Scientists debunk "Angels and Demons" antimatter
May 20, 2009
Editor's note: Fermilab theorist Marcela Carena will give a lecture l about how antimatter is used in "Angels & Demons" and in real-life research at 8 p.m. Thursday in Ramsey Auditorium.
"Angels and Demons," the recently released film version of the Dan Brown thriller, focuses on a plot to destroy the Vatican using a small amount antimatter pilfered from the European particle physics laboratory CERN, the world's largest particle accelerator.
Some of the world's top particle physicists attempted to sort through facts and fiction about antimatter on Tuesday, and comment on their real quest behind CERN -- to unlock secrets about the origins of the universe.

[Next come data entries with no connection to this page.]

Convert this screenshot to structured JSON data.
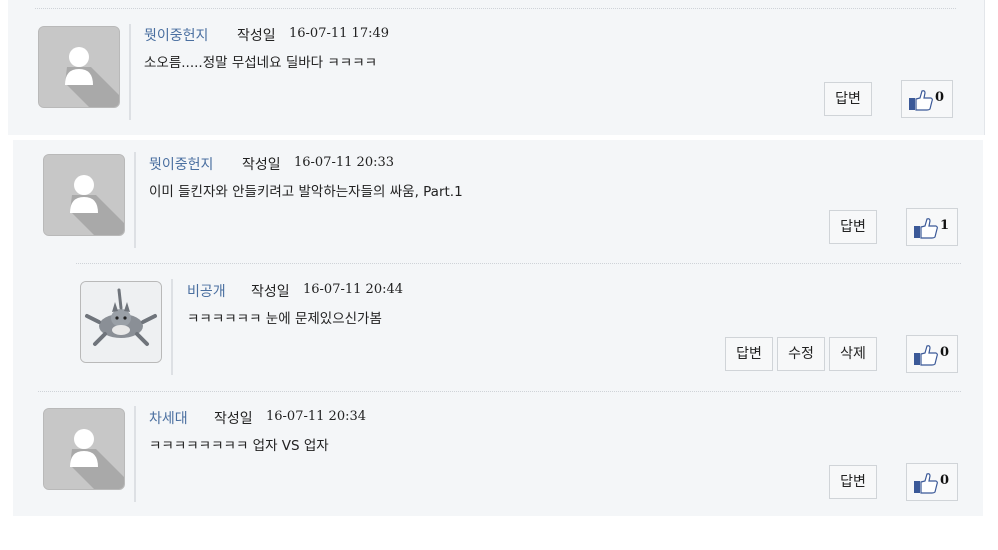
{
  "labels": {
    "written_on": "작성일",
    "reply": "답변",
    "edit": "수정",
    "delete": "삭제"
  },
  "comments": [
    {
      "author": "뭣이중헌지",
      "date": "16-07-11 17:49",
      "text": "소오름.....정말 무섭네요 딜바다 ㅋㅋㅋㅋ",
      "likes": "0",
      "avatar": "default-user-icon"
    },
    {
      "author": "뭣이중헌지",
      "date": "16-07-11 20:33",
      "text": "이미 들킨자와 안들키려고 발악하는자들의 싸움, Part.1",
      "likes": "1",
      "avatar": "default-user-icon"
    },
    {
      "author": "비공개",
      "date": "16-07-11 20:44",
      "text": "ㅋㅋㅋㅋㅋㅋ 눈에 문제있으신가봄",
      "likes": "0",
      "avatar": "cat-photo"
    },
    {
      "author": "차세대",
      "date": "16-07-11 20:34",
      "text": "ㅋㅋㅋㅋㅋㅋㅋㅋ 업자 VS 업자",
      "likes": "0",
      "avatar": "default-user-icon"
    }
  ],
  "colors": {
    "author": "#4a6fa0",
    "panel": "#f4f6f8",
    "thumb": "#3b5998"
  }
}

"Antimatter atoms exist, but it is very difficult to make them," Rolf-Dieter Heuer, director-general of CERN, or the European Organization for Nuclear Research, said on Tuesday in a telephone briefing.
Antimatter particles are subatomic particles that are mirror images of matter, added Boris Kayser of the Fermi National Accelerator Laboratory in Batavia, Illinois, and chairman of the American Physical Society's Division on Particle Physics.
When the two come together, they annihilate one another, and their mass is released in the form of energy.
In Dan Brown's book, on which the Sony Pictures film was based, a quarter gram of antimatter was thought to be the equivalent of 5,000 tonnes of dynamite, enough to wipe out everything within a half mile or so.
"That number was correct," Kayser said.
But it is not likely to be used in any bomb, they said. "It would take us billions of years to produce the amount which is used in the film," Heuer said.